We must and really should ask ourselves this question when developing a software product in whatever language. First, we must be aware of the kinds of vulnerabilities that are most likely to come up while developing in the chosen language. Thus, if we're using PHP, it's far more likely that something like SQL injection or XSS flaw will be present. Yet, if we're writing in a programming language like C/C++, buffer overflows and format string vulnerabilities are far more likely.

Okay, but what can we actually do about it? First of all we must at least briefly understand the vulnerability that we're dealing with (regardless of the fact that we don't know if we've written a vulnerable code). The basic approach when defending against attacks is the following: never trust anything that comes from the user; even if the input data normally doesn't come from a user (like a hidden form field), but can be changed by a user somehow, don't trust it. This gives us a pretty good guideline when developing something.

We must ask then ourselves the following question: What input data can come from the user? This question is not as straightforward as it might seem when we first look at it. Sometimes it's actually quite hard to determine what input data can come from a user, as many hidden features are often forgotten (like previously mentioned hidden form field in HTML). The most important thing to do is that we check all input vectors for possible disallowed characters (if such is detected, we can deny the input or encode the input string), for malicious strings (we can check if some string is detected in input value).

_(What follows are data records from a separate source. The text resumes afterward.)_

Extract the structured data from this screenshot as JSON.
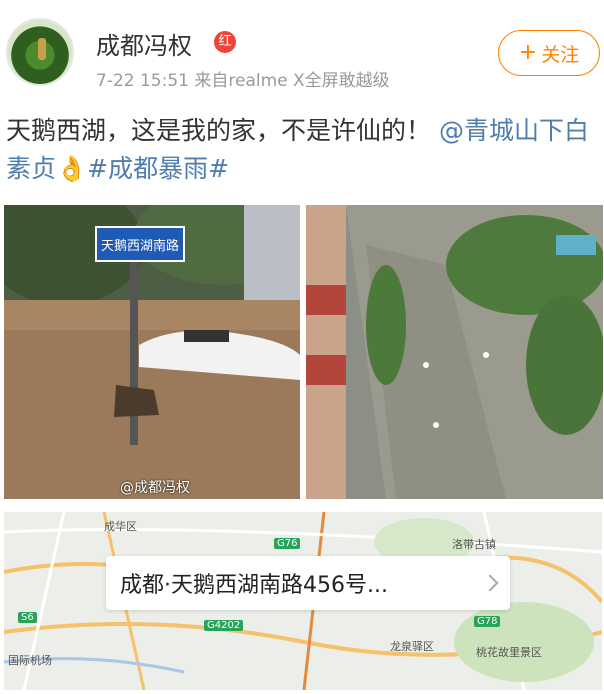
{
  "header": {
    "username": "成都冯权",
    "vip_badge": "红",
    "timestamp": "7-22 15:51",
    "source_prefix": "来自",
    "source": "realme X全屏敢越级",
    "follow_label": "关注",
    "follow_plus": "+"
  },
  "post": {
    "text": "天鹅西湖，这是我的家，不是许仙的！",
    "mention": "@青城山下白素贞",
    "emoji": "👌",
    "hashtag": "#成都暴雨#"
  },
  "photos": {
    "street_sign": "天鹅西湖南路",
    "watermark": "@成都冯权"
  },
  "map": {
    "address": "成都·天鹅西湖南路456号...",
    "labels": {
      "airport": "国际机场",
      "scenic": "桃花故里景区",
      "district": "龙泉驿区",
      "town": "洛带古镇",
      "area": "成华区",
      "road_g4202": "G4202",
      "road_s6": "S6",
      "road_g76": "G76",
      "road_g78": "G78"
    }
  },
  "colors": {
    "accent": "#ff8200",
    "link": "#507daf",
    "vip": "#f0443a"
  }
}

At the end, it isn't so important that we check and protect all input values, because we most certainly can't do that, since we don't know all possible input values. This is why, if we can check all input values that we know can come from a user, we're actually doing quite a good job at preventing possible attacks from happening.

Conclusion

We've seen the most basic hacking tricks that we can use when checking the security of a web application. When we're working with Wordpress, we can always check if the admin username is using some weak password. We can do that by hand or by automated tools like Cain & Abel, Hydra or Medusa. Then we can try to input special characters into the input form fields, which can results in various vulnerabilities, like XSS and SQL vulnerabilities. At the end, we can check if a Wordpress web site is revealing usernames or passwords by using some of the most common techniques that Google dorks can find in a Google Hacking DataBase. There's also a tool able to do that automatically, called SearchDiggity.

The conclusion is: whenever you're programming a web application, you should always remember to check all input values that came from a user. If they're protected, the chances of your page getting hacked decreases significantly.